Ben ne öğrendim: Bir öğrenci, öğretmen ve öğretmen eğitmeni olarak şu zamana kadar karşılaştığım ve online öğrenme için tasarlanmış teknolojik öğrenme ortamlarının tümü, kullanıcılarını fazla beklentiye sokmasına rağmen sundukları yetersiz kaldı: Kullanışsız ve kafa karıştırıcı olmalarının yanı sıra esnek değiller. Yüksek motivasyona sahip değilseniz sizi adeta vazgeçmeniz için teşvik ediyorlar. Ben mümkün olduğunca en basit araçları kullanıyorum: Kolay kullanım için tasarlanmış olan internet siteleri ve uygulamalar. Facebook ve Google bunlara örnek. Hem öğrenciler hem de öğretmenler için kullanması oldukça kolay. Bu kullanışlı araçlardan bazıları:

– Aramalar ve dersler için Skype

– Mesajlaşma için Slack

– Görevler ve güncellemeler için e-posta

– Ödevler ve küçük çaplı testler için Google Forms

Siz ne yapabilirsiniz: Teknolojik platformların tüm öğrenciler, öğretmenler ve tercihen ebeveynler tarafından kolayca kullanılabilir olması gerekir. Eğer böyle bir sisteme sahipseniz şanslısınız. Değilseniz, sizin ve öğrencilerinizin aşina olduğu mevcut teknolojik çözümlere başvurun ve kurulum için mümkün olduğunca az vakit harcayın. Tüm dersi çevrimiçi hale getirme konusunda endişelenmeyin, öğrencilerin şu an ihtiyaç duyduğu görevleri ve kaynakları paylaşın yeter. Bu yaklaşımın bir diğer avantajı da, çoğu öğrencinin (özellikle de ilkokul öğrencilerinin büyük çoğunluğu) bunlara telefonlarından ulaşabilmesi. Bu sayede bilgisayar ve internet erişimi engelleri ortada kalkıyor.

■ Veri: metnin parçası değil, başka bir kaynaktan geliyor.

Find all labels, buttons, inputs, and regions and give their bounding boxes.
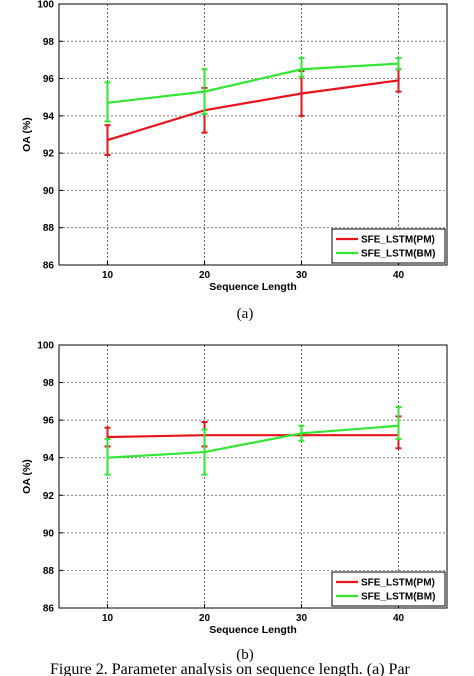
series-line [107,79,399,142]
legend-label: SFE_LSTM(BM) [361,249,435,260]
series-line [107,62,399,104]
subfigure-caption: (a) [237,306,254,322]
y-axis-label: OA (%) [21,117,33,152]
chart-b: 86 88 90 92 94 96 98 100 10 20 30 40 Sequence Length… [21,341,448,663]
y-tick-label: 86 [43,604,55,615]
legend-label: SFE_LSTM(BM) [361,592,435,603]
y-tick-label: 90 [43,528,55,539]
x-tick-label: 30 [296,613,308,624]
legend: SFE_LSTM(PM) SFE_LSTM(BM) [331,228,446,264]
x-axis-label: Sequence Length [209,624,297,636]
chart-a: 86 88 90 92 94 96 98 100 10 20 30 40 Sequence Length… [21,0,448,322]
y-tick-label: 92 [43,491,55,502]
figure-caption: Figure 2. Parameter analysis on sequence… [50,661,411,676]
x-tick-label: 10 [102,270,114,281]
y-tick-label: 98 [43,378,55,389]
y-tick-label: 96 [43,74,55,85]
x-tick-label: 20 [199,270,211,281]
series-bm [104,405,402,476]
y-tick-label: 94 [43,111,55,122]
x-tick-label: 20 [199,613,211,624]
y-tick-label: 90 [43,186,55,197]
legend-label: SFE_LSTM(PM) [361,235,435,246]
series-bm [104,57,402,123]
x-tick-label: 30 [296,270,308,281]
y-tick-label: 88 [43,566,55,577]
y-tick-label: 92 [43,149,55,160]
y-tick-label: 100 [37,0,54,11]
x-tick-label: 40 [393,613,405,624]
y-tick-label: 86 [43,261,55,272]
legend-box [331,228,446,264]
legend: SFE_LSTM(PM) SFE_LSTM(BM) [331,571,446,607]
y-tick-label: 96 [43,416,55,427]
y-axis-label: OA (%) [21,459,33,494]
axes-frame [58,344,448,609]
subfigure-caption: (b) [236,647,254,663]
legend-box [331,571,446,607]
axes-frame [58,3,448,266]
y-tick-label: 100 [37,341,54,352]
y-tick-label: 98 [43,37,55,48]
series-line [107,424,399,459]
plot-area [59,345,447,608]
x-axis-label: Sequence Length [209,281,297,293]
y-tick-label: 88 [43,223,55,234]
x-tick-label: 40 [393,270,405,281]
legend-label: SFE_LSTM(PM) [361,578,435,589]
y-tick-label: 94 [43,453,55,464]
x-tick-label: 10 [102,613,114,624]
plot-area [59,4,447,265]
series-line [107,434,399,439]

Sonuç: Hemen kullanabileceğiniz basit teknolojik çözümlere yönelin.

6) Alışkanlık oluşturmayı kolaylaştırın

Yaşanan zorluk: Öğrencilerin bunu yapmasını nasıl sağlayabilirim? 

Katılımcıların alışkanlıklar oluşturmalarına yardımcı olmak için görevleri öngörülebilir kılmaya ve bir rutin haline getirmeye çalışıyorum. Yeni haftanın görevlerini içeren e-postaları katılımcılara her zaman pazartesi günleri gönderiyorum ve görevlerin son teslim tarihi de her zaman pazartesi oluyor. Ayrıca, haftada birden fazla görev istememeye özen gösteriyorum. Bir şeyi ne zaman yapacağınızı planlamak ve bunu yapmak için en iyi anı seçmek, işi yerine getirme olasılığınızı artırır.

Siz ne yapabilirsiniz: Görevler için öngörülebilir süreler ve rutinler belirleyin. Örneğin, Matematik veya İngilizce dersleri için her sabah gönderilen ve o gün tamamlanacak bir e-posta görevi hazırlayabilirsiniz. Diğer derslerin ödevlerini ise her Pazartesi veya Çarşamba gönderebilir ve bunlar için de istikrarlı bir son teslim tarihi belirleyebilirsiniz. Okulun mevcut zaman çizelgesine de bağlı kalabilirsiniz. Öğrencilerin bir alışkanlık oluşturmalarını kolaylaştırın.

Sonuç: Öngörülebilir ipuçları sunarak (ve tamamlama süreçlerini izleyerek) öğrencilerin çalışma alışkanlıkları oluşturmalarına yardımcı olun.